HEALTHDIGEST– A Registered Dietician-Nutritionist, Cynthia Onyekwere, says though the body needs protein to help build muscle, repair tissue, and fight infection, too much intake of it can damage the kidneys.

According to the dietician, eating too much protein could place more burden on the kidneys, warning that this can progressively cause damage.

Speaking in an interview with PUNCH HealthWise, Onyekwere also cautioned Nigerians against living mainly on processed foods, noting that those doing it are at risk of developing kidney diseases.

Eating a lot of processed foods, she warned can predispose those indulging in it to Type 2 diabetes and increase their risk of coming down with kidney diseases later on in life.

Onyekwere noted, “Too much intake of protein can damage the kidneys. Although protein is required for the repair of worn-out tissues and the build-up of new ones, when consumed excessively, it is harmful to the kidneys.

“This is because it is the kidney that helps the body to get rid of the waste products that are generated after the digestion of protein. Eating too much protein will place more burden on the kidneys and this can progressively cause damage.”

According to the National Kidney Foundation, having too much protein in the body can cause waste to build up in the blood, and the kidneys may not be able to remove all the extra waste.

Also, Mayo Clinic – a medical center focused on integrated health care, education, and research, says a high-protein diet may worsen kidney function in people with kidney disease because the body may have trouble eliminating all the waste products of protein metabolism.

The dietician also stressed that an unhealthy diet was a major contributing factor to the onset of kidney diseases.

Onyekwere explained, “For one to keep kidney diseases away, it is important to pay close attention to his/her diet and make some dietary adjustments by mainly reducing intake of certain foods that can affect renal function negatively. One of such foods to be reduced is salt. Salt contains sodium which when consumed in excess can cause high blood pressure which can lead to kidney damage. To achieve a reduced salt intake, one can start by reducing the amount of salt and stock cubes used in cooking, stop adding salt to meals when eating, and limit intakes of pastries and salty snacks. “

“Also, processed foods can also affect renal function and as such should be consumed in limited amounts. Examples of processed foods include canned meat and as well as canned fruits and vegetables. They should be consumed sparingly as they contain a lot of sodium.”

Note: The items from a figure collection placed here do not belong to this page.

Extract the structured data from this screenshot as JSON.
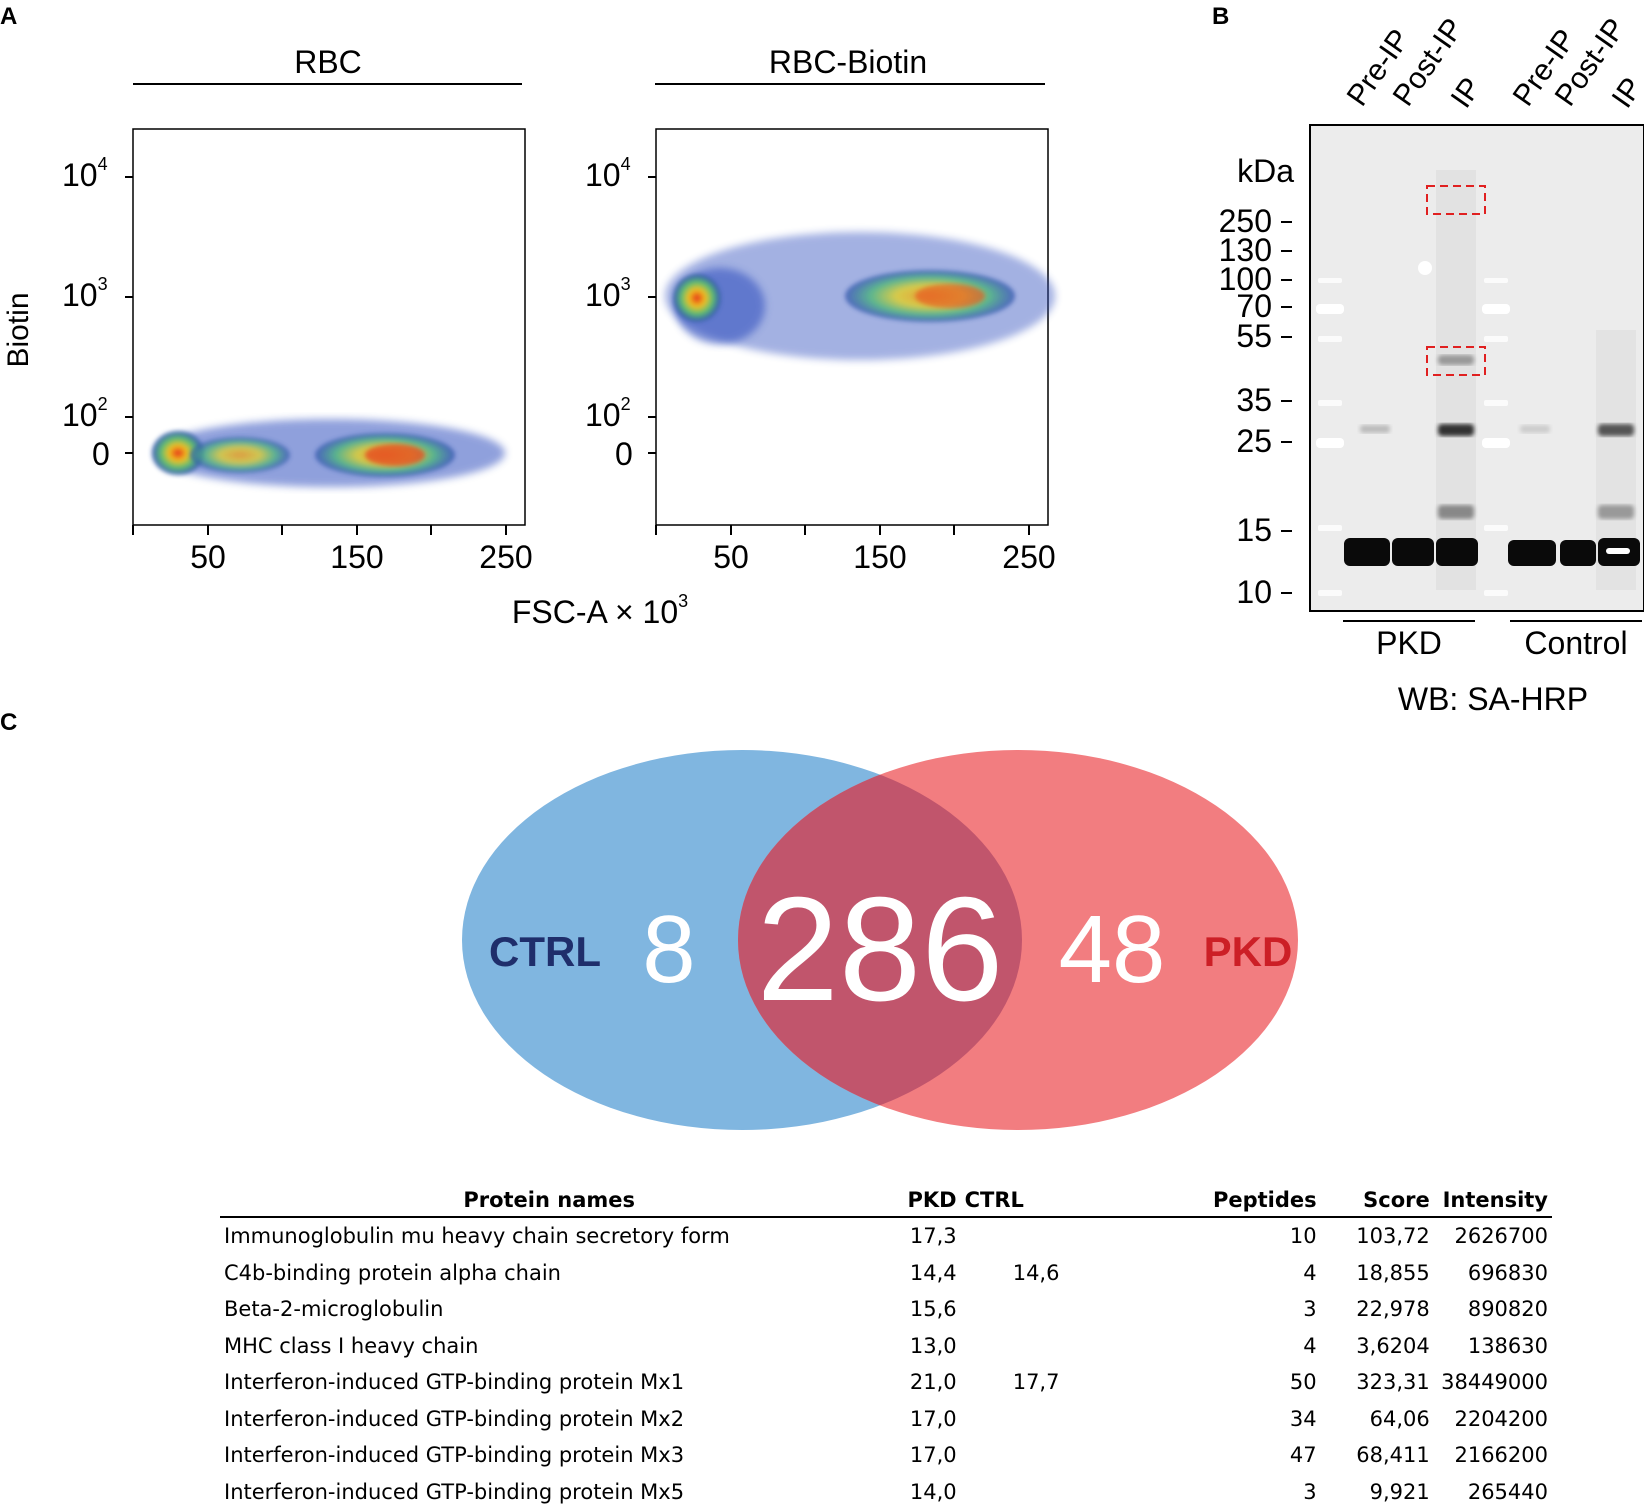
{
  "panels": {
    "a": "A",
    "b": "B",
    "c": "C"
  },
  "flow": {
    "groups": [
      "RBC",
      "RBC-Biotin"
    ],
    "ylabel": "Biotin",
    "xlabel_main": "FSC-A × 10",
    "xlabel_exp": "3",
    "y_ticks": [
      {
        "base": "10",
        "exp": "4"
      },
      {
        "base": "10",
        "exp": "3"
      },
      {
        "base": "10",
        "exp": "2"
      },
      {
        "base": "0",
        "exp": ""
      }
    ],
    "x_ticks": [
      "50",
      "150",
      "250"
    ]
  },
  "blot": {
    "lanes": [
      "Pre-IP",
      "Post-IP",
      "IP",
      "Pre-IP",
      "Post-IP",
      "IP"
    ],
    "unit": "kDa",
    "markers": [
      "250",
      "130",
      "100",
      "70",
      "55",
      "35",
      "25",
      "15",
      "10"
    ],
    "groups": [
      "PKD",
      "Control"
    ],
    "caption": "WB: SA-HRP"
  },
  "venn": {
    "left_label": "CTRL",
    "right_label": "PKD",
    "left_only": "8",
    "overlap": "286",
    "right_only": "48",
    "colors": {
      "left": "#80b6e0",
      "right": "#f27d80",
      "overlap": "#c1556c",
      "left_text": "#1f2e6b",
      "right_text": "#cc1f26"
    }
  },
  "table": {
    "headers": [
      "Protein names",
      "PKD",
      "CTRL",
      "Peptides",
      "Score",
      "Intensity"
    ],
    "rows": [
      [
        "Immunoglobulin mu heavy chain secretory form",
        "17,3",
        "",
        "10",
        "103,72",
        "2626700"
      ],
      [
        "C4b-binding protein alpha chain",
        "14,4",
        "14,6",
        "4",
        "18,855",
        "696830"
      ],
      [
        "Beta-2-microglobulin",
        "15,6",
        "",
        "3",
        "22,978",
        "890820"
      ],
      [
        "MHC class I heavy chain",
        "13,0",
        "",
        "4",
        "3,6204",
        "138630"
      ],
      [
        "Interferon-induced GTP-binding protein Mx1",
        "21,0",
        "17,7",
        "50",
        "323,31",
        "38449000"
      ],
      [
        "Interferon-induced GTP-binding protein Mx2",
        "17,0",
        "",
        "34",
        "64,06",
        "2204200"
      ],
      [
        "Interferon-induced GTP-binding protein Mx3",
        "17,0",
        "",
        "47",
        "68,411",
        "2166200"
      ],
      [
        "Interferon-induced GTP-binding protein Mx5",
        "14,0",
        "",
        "3",
        "9,921",
        "265440"
      ]
    ]
  }
}
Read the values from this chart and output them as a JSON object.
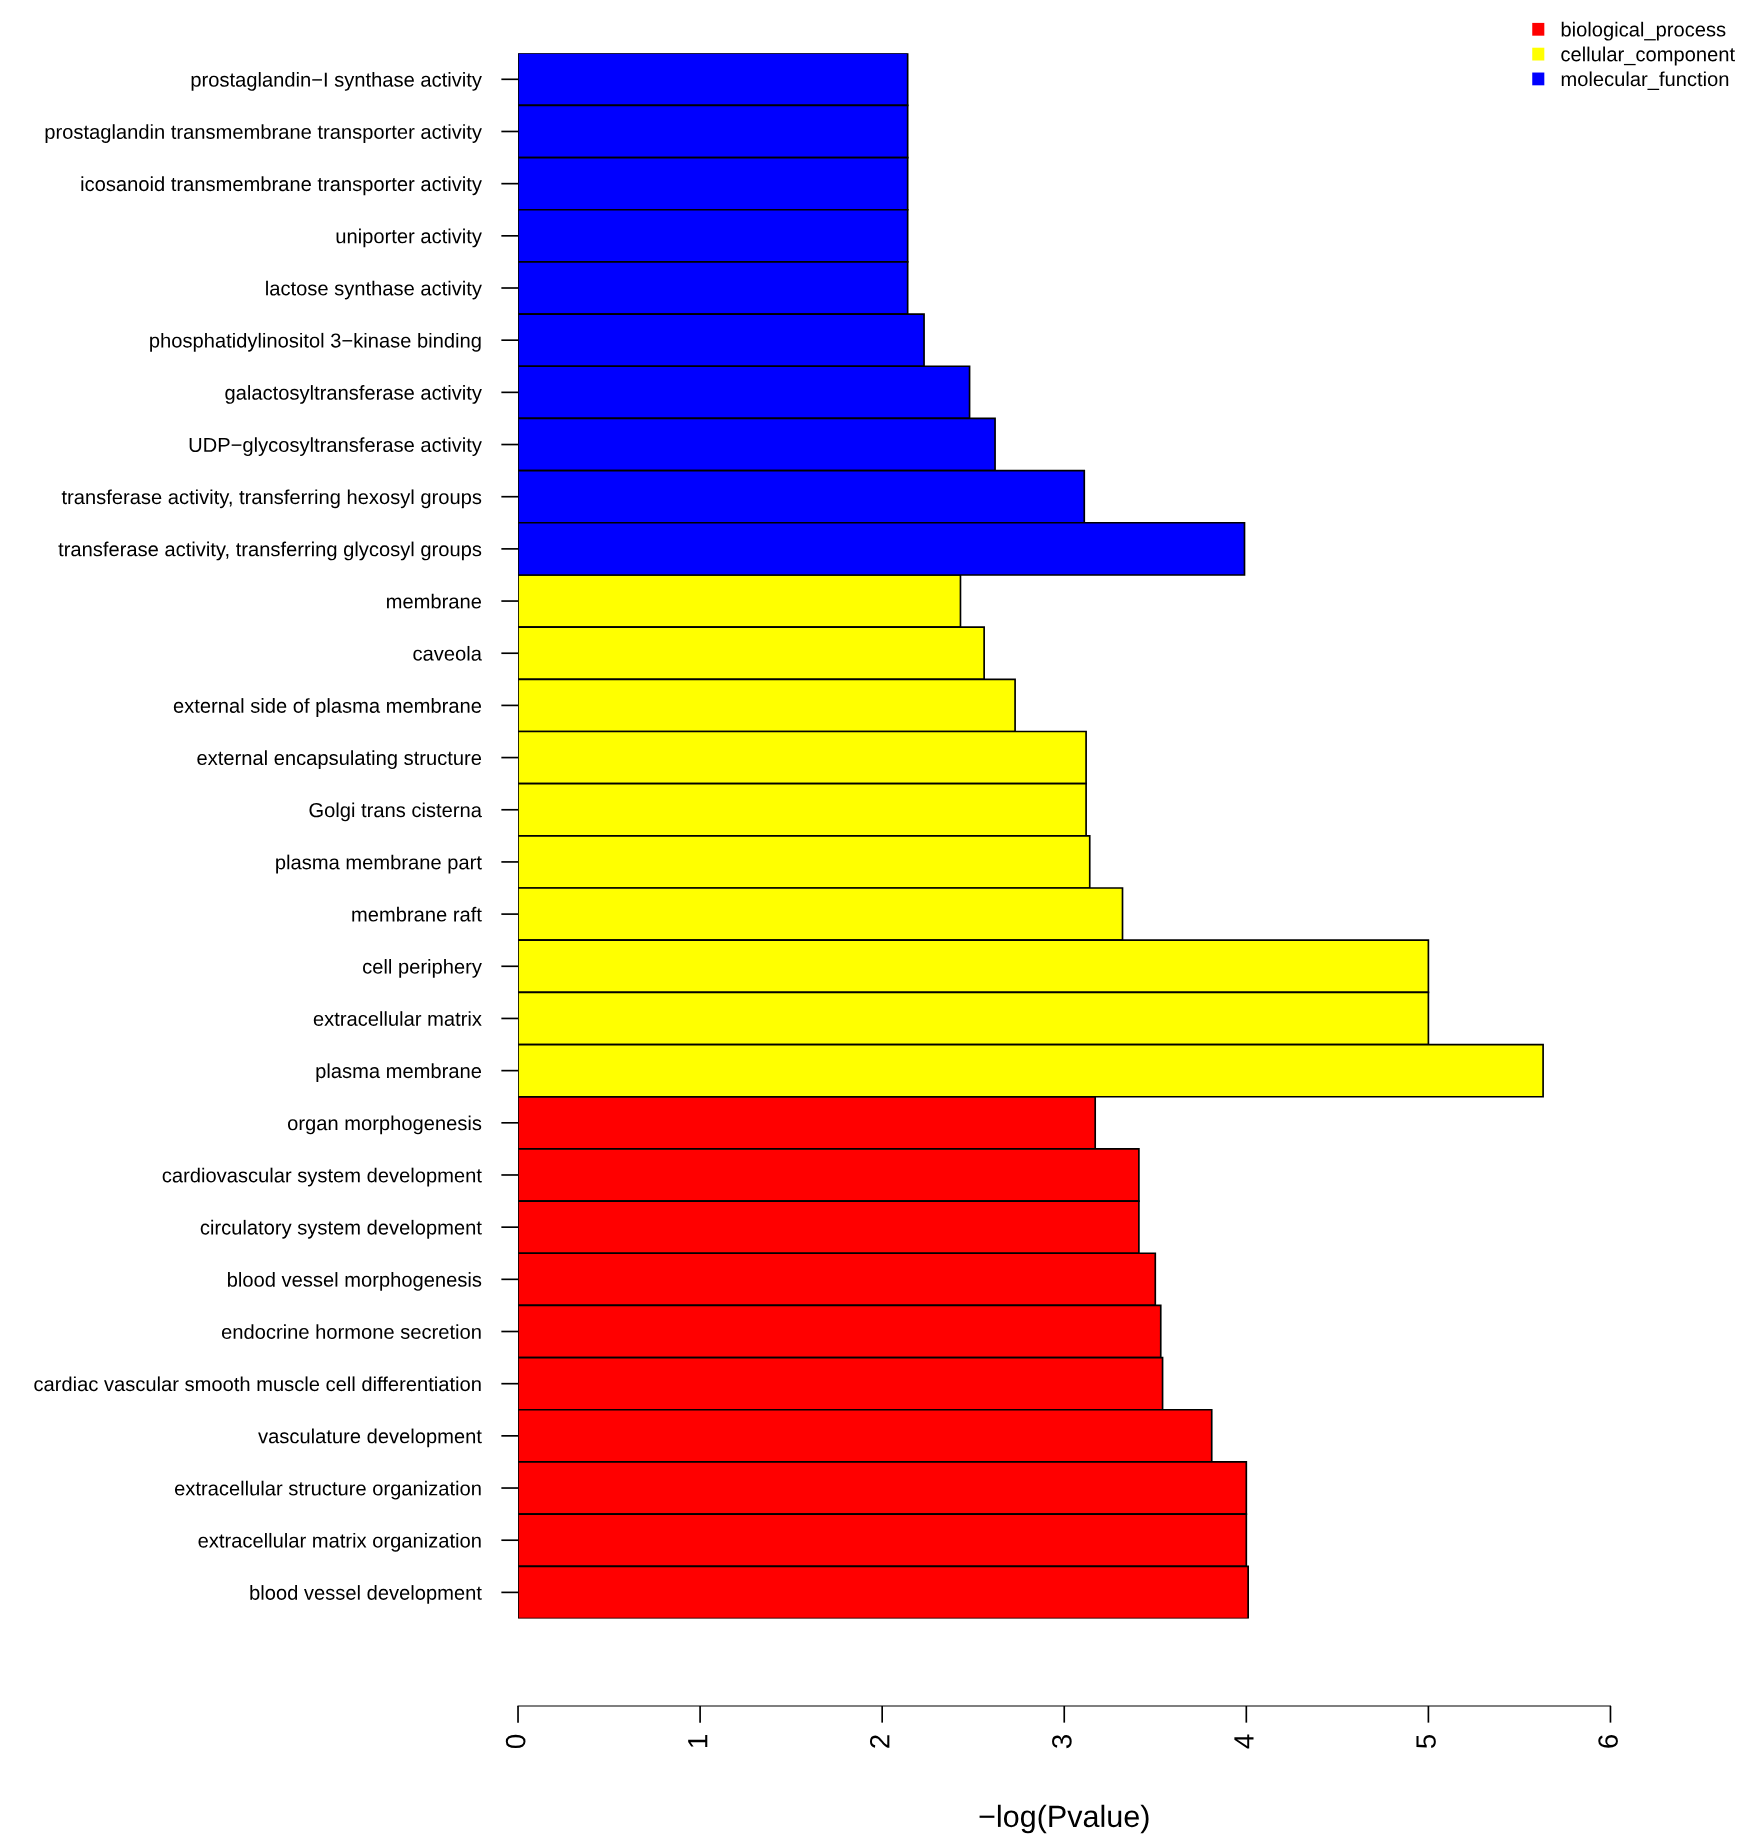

The dietician also said people need to be wary of herbal concoctions to ensure optimal renal function.

“Herbal concoctions, be it in water or alcohol extracts contains substances that may be toxic to the kidneys,” she added.

On how people can avoid coming down with kidney diseases, the dietician enjoined them to embrace a healthy lifestyle and to go for regular health checks for early detection and proper management.

In a 2020 article published in PubMed Central Journal titled, “The Effects of High-Protein Diets on Kidney Health and Longevity”, the authors said as high-protein diets continue to be popular for weight loss and type 2 diabetes, evidence suggests that worsening renal function may occur in individuals with-and perhaps without-impaired kidney function.

PMC is a free digital repository that archives open access scholarly articles that have been published in biomedical and life sciences journals.

The authors said long-term high protein intake might lead to chronic kidney disease.

“High dietary protein intake can cause intraglomerular hypertension, which may result in kidney hyperfiltration, glomerular injury, and proteinuria. It is possible that long-term high protein intake may lead to de novo CKD. The quality of dietary protein may also play a role in kidney health. Compared with protein from plant sources, animal protein has been associated with an increased risk of end-stage kidney disease in several observational studies, including the Singapore Chinese Health Study.”

“Potential mediators of kidney damage from animal protein include dietary acid load, phosphate content, gut microbiome dysbiosis, and resultant inflammation,” the authors said.